Misunderstanding the importance of a high credit score

While most consumers know it’s important to have a high credit score, not everyone understands how costly a low score can be.

All mortgage lending is done with a tier of interest rates and terms based on consumer credit scores,” Harrison says. “A credit score of 720 or above will earn you the best rates and can potentially save you thousands of dollars.”

A score of 680 to 720 can get you good mortgage rates, while a FICO score of 620 is usually about the lowest score to qualify for most loans, Harrison says.

Consumers should learn about credit scores the minute they start working, Harrison says.

Websites such as Bankrate provide information about how to improve your credit score.
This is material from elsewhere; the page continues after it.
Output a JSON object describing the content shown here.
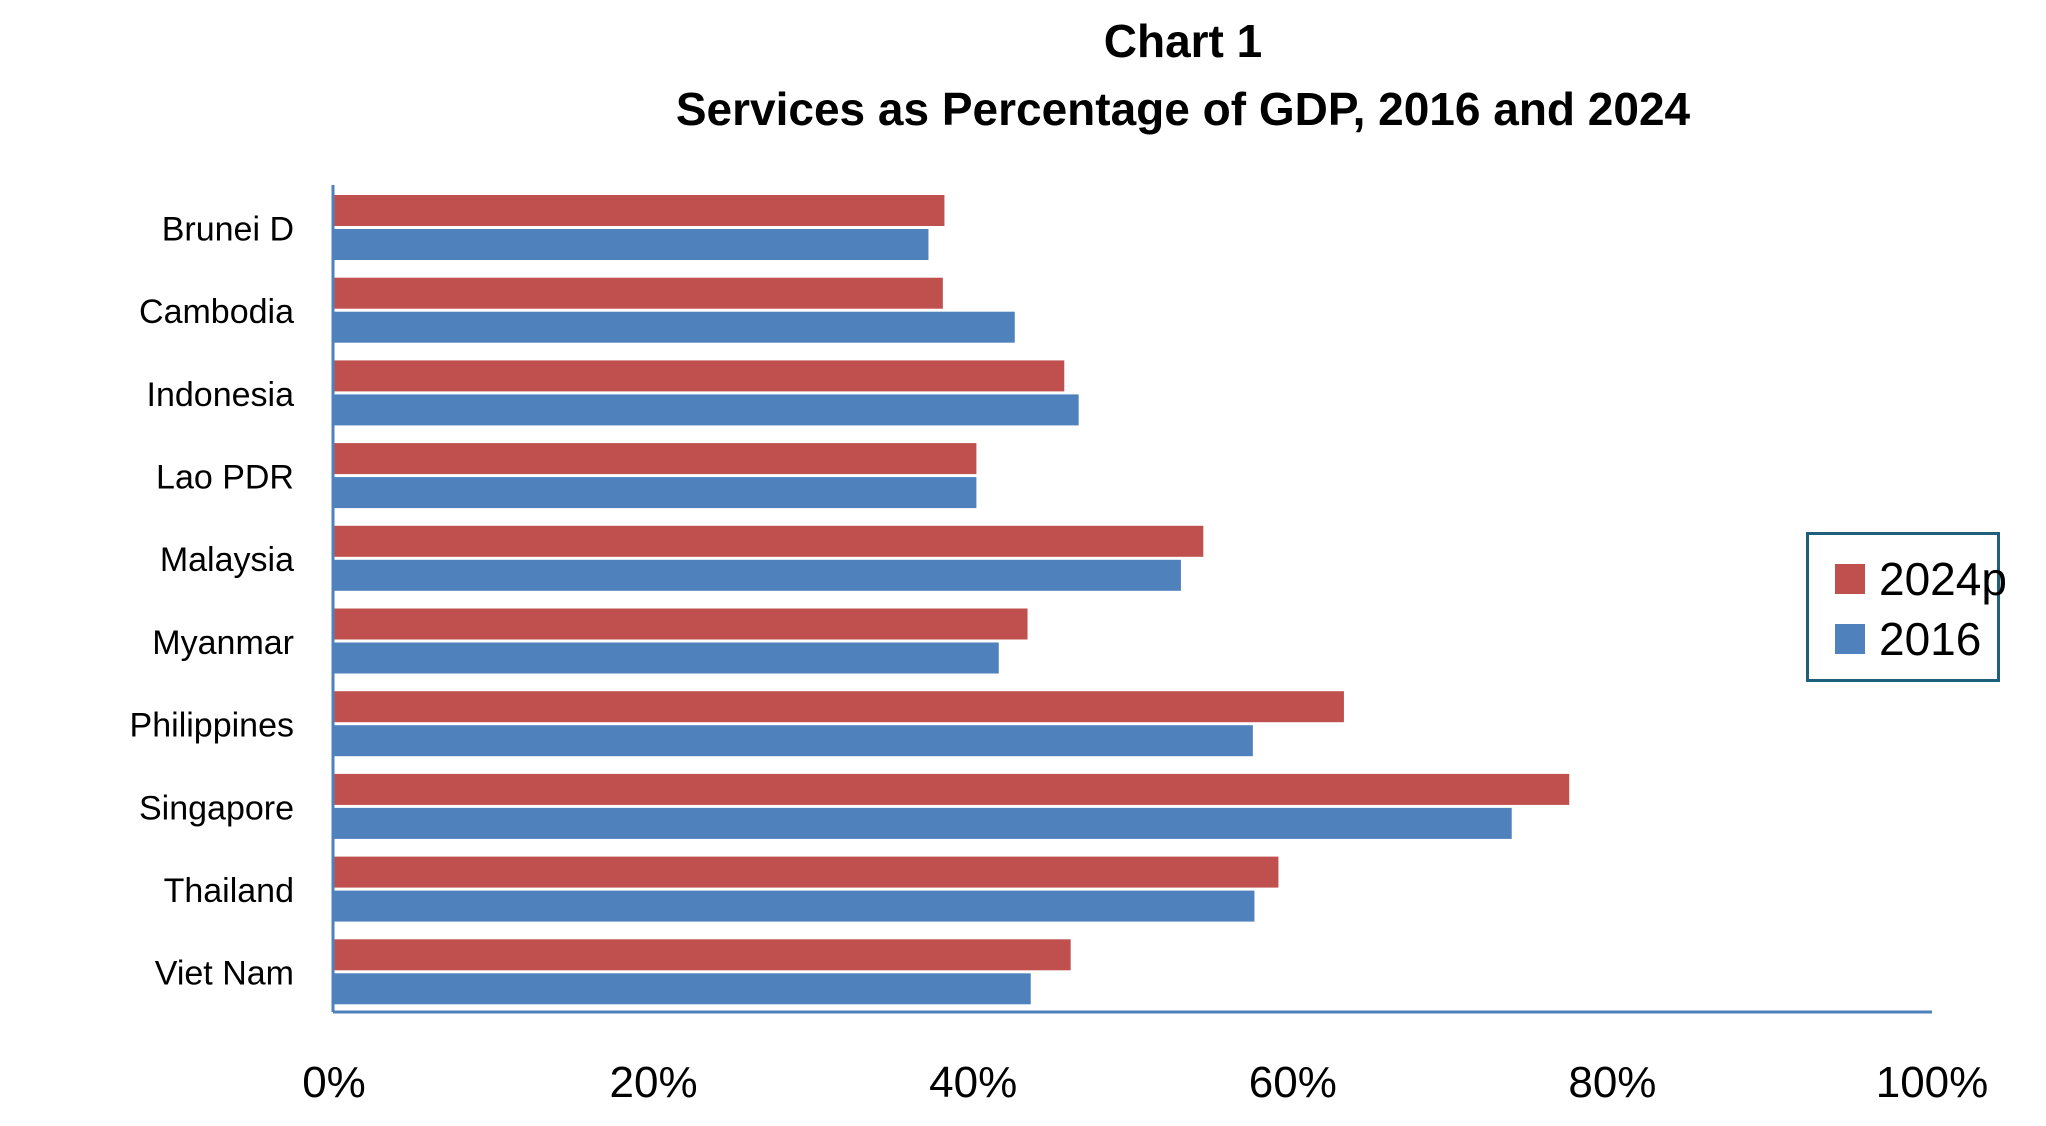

Even after a mortgage approval, consumers must avoid applying for new credit or taking on new debt, Adamo says, because a second credit check is often required before settlement.

Choosing the wrong mortgage product

First-time homebuyers today typically opt for a 30-year fixed-rate mortgage. Their conservatism is a reaction to stories about the dangers of interest-only mortgages and adjustable-rate mortgages.

But Harrison says home loan alternatives to a 30-year-fixed sometimes make more sense. For example, buyers certain they will be relocated by their companies within five years may find a 5/1 ARM “could be a much better mortgage,” he says.

“There’s no reason to pay a premium for a product you don’t need like a 30-year loan,” Harrison says.

Homebuyers eager to build equity in their homes or who are older and want to live mortgage-free in retirement should consider a 15-year fixed-rate loan or, if they can afford it, even a 10-year mortgage to reach their goals.